Growth hormone (GH) is essential for growth of the body. A GH deficiency (GHD) in childhood causes a short stature, immature facial appearance and a diminished areal bone mineral density (aBMD) that is suspected to cause poor bone quality later in life. Daily injections of GH administered during development have been successful in recovering bone mass and aBMD, although it can induce an altered facial shape. However, the effects of GHD on many aspects of bone quality are still unknown. Therefore, the aim of this thesis was to elucidate the effects of GH on bone using high-resolution imaging and determine if pre-pubertal GH treatment can recover bone deficits caused by GH deficiency to a better degree than post-pubertal treatment.
GHD mice were treated with GH at pre-pubertal or post-pubertal time points, and high-resolution micro-computed tomography images measured longitudinally were obtained to assess bone size, microstructure, strength and shape as compared to GH sufficient control mice.

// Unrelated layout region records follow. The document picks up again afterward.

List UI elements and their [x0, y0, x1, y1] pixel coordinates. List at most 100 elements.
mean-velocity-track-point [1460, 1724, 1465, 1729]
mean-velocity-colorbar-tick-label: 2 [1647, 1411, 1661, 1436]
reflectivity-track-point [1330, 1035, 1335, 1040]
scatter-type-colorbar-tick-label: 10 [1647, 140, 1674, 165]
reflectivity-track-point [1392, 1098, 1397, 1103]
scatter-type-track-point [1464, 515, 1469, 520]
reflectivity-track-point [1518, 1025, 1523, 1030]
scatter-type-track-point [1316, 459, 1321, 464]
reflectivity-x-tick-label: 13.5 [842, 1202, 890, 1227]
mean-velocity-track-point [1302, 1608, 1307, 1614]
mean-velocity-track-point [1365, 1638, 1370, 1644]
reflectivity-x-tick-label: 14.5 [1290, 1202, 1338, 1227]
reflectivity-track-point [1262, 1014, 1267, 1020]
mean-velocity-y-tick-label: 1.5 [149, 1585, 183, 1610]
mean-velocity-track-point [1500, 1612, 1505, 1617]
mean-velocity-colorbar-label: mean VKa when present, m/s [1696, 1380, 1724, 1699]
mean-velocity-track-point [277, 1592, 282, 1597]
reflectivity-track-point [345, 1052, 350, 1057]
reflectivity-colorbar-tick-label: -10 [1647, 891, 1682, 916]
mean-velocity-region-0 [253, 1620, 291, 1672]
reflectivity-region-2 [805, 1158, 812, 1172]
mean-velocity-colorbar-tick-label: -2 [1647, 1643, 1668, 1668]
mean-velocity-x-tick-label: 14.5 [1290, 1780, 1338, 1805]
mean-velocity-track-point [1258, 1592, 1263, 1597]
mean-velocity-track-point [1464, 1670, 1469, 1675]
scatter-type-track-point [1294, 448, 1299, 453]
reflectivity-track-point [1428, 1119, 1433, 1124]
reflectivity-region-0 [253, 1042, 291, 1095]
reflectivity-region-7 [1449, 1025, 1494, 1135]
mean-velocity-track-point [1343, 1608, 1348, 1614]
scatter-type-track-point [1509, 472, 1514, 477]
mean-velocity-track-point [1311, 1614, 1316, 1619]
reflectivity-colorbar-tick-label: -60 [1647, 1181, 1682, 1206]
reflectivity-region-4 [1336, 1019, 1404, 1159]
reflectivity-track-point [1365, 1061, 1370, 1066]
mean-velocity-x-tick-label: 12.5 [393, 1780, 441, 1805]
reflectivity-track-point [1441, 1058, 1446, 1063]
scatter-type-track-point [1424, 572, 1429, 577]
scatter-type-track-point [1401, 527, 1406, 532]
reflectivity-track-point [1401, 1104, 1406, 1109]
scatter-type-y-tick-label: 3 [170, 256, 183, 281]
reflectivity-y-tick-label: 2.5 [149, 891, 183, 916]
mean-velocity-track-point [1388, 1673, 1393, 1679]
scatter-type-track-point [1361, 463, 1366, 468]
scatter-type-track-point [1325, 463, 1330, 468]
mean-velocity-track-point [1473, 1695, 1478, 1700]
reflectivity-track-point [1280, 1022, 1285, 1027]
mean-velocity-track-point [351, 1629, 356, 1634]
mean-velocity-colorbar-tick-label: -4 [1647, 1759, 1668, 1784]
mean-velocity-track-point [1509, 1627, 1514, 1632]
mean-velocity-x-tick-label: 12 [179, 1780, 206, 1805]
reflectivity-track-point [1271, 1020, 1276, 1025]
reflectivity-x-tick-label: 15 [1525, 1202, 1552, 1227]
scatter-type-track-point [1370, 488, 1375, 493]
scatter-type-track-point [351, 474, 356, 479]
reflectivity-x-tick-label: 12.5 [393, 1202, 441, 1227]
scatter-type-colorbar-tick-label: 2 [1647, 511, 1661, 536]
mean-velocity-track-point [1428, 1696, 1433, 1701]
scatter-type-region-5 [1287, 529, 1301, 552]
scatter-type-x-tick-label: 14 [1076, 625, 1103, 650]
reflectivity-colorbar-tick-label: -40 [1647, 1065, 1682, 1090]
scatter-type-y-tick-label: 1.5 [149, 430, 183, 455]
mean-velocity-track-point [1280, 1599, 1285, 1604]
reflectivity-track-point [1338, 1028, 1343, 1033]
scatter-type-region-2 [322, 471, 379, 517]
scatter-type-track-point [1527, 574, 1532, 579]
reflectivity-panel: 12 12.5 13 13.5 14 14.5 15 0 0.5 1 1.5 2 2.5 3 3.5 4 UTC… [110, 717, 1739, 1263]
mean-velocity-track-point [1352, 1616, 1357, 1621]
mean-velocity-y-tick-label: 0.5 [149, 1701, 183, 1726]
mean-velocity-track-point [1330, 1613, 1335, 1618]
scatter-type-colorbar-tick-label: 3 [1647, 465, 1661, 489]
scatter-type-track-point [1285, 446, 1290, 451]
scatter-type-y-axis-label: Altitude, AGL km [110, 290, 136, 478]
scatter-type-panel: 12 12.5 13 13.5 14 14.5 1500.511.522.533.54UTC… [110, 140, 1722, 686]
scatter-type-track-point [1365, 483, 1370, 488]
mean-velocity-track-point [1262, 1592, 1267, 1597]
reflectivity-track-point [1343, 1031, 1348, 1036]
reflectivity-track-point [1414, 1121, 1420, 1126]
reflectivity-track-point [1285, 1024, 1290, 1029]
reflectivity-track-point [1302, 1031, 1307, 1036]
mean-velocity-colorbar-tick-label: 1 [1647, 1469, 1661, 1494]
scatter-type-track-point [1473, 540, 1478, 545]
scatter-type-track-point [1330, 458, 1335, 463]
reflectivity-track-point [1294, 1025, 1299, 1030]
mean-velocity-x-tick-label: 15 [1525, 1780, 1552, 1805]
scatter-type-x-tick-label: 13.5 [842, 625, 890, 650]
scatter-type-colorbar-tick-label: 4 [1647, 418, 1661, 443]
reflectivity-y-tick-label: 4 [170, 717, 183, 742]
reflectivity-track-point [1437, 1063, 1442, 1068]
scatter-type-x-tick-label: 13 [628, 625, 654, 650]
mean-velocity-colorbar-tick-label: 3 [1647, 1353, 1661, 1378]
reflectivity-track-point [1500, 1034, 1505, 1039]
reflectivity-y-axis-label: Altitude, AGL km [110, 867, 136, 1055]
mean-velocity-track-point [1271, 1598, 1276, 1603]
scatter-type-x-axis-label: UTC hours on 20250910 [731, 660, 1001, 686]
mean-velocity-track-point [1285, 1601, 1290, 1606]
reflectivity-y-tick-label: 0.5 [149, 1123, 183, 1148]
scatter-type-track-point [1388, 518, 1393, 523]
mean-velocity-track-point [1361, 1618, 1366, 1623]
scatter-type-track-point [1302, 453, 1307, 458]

It was shown that GHD leads to significant reductions in bone size and a deterioration in microstructure, leading to substantially diminished bone mechanical properties. Both pre-pubertal and post-pubertal GH treatments partially restored bone size, although the earlier treatment led to greater recovery of microstructure, resulting in improved bone mechanical properties compared to the late treatment animals. Full 3D shape analysis, using a novel high-throughput method developed as part of this work, revealed that GHD mice have an immature craniofacial shape and that although GH treatment stimulated growth of the facial skeleton, there was limited growth of the braincase and skull base. Thus, GHD led to significant alterations in skull shape, and both pre-pubertal and post-pubertal GH treatments were unable to restore a normal craniofacial size and shape.
In conclusion, GHD causes significantly compromised bone quality, however pre pubertal GH treatment was successful at restoring some aspects such as trabecular microarchitecture and strength. However, the partial recovery of some aspects of bone quality indicate that GH treatment may need to commence at even an earlier age to realize the best potential for a full rescue of bone quality.